A three-way drama involving the MTA, Cuomo and de Blasio has evolved since last fall, when a capital program review board rejected without prejudice the initial capital request. The MTA is a state agency, even though it serves primarily metropolitan New York.

"We're fairly agnostic about where the money comes from," Prendergast said Tuesday night on the television station NY1.

In his letter to de Blasio, Prendergast called the MTA a $1 trillion asset, with 80% dedicated to its New York City Transit unit that operates the city's subways and buses.

The city had committed $657 million in its recent operating budget and capital plan.
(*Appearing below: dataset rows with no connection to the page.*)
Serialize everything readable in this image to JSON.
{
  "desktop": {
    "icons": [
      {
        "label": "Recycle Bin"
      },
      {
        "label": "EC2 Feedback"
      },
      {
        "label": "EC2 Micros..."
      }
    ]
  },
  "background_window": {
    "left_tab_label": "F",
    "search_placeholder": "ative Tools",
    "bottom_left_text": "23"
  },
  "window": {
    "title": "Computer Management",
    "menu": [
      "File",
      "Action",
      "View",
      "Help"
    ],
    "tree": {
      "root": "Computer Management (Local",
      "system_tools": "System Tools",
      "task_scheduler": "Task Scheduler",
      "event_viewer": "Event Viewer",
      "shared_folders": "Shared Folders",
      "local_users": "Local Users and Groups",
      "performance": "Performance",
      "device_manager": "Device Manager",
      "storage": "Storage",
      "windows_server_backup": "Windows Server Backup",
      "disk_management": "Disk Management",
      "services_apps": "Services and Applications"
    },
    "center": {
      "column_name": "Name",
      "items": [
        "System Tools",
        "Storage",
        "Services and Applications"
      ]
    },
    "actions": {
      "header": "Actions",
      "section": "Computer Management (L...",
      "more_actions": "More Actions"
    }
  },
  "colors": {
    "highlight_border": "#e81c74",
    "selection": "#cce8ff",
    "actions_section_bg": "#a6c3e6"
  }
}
According to city Comptroller Scott Stringer, city residents in fiscal 2014 actually paid $10.1 billion in fares, tolls, and dedicated taxes -$288 million more than what the MTA spends on New York City transit and bus, and Staten Island Railway.

Of that sum, said Stringer, city taxes, subsidies from the city's budget and direct expenditures accounted for $4.8 billion. "This effectively creates an 'invisible fare' that is the equivalent to $130 per month for every household, even before buying a MetroCard or paying a toll on an MTA crossing," Stringer said, citing a report by his office.

Prendergast, in an apparent reference to the MoveNY toll-swap and congestion pricing plan championed by former city transportation commissioner "Gridlock Sam" Schwartz - which First Deputy Mayor Anthony Shorris tacitly approved last week in a letter to the MTA chairman - said de Blasio should not pursue "funding strategies that were not politically feasible in the past and are not likely politically feasible now."

Prendergast added: "Pursuing these strategies would likely cause further delay and leave the MTA exactly where we are today one year from now."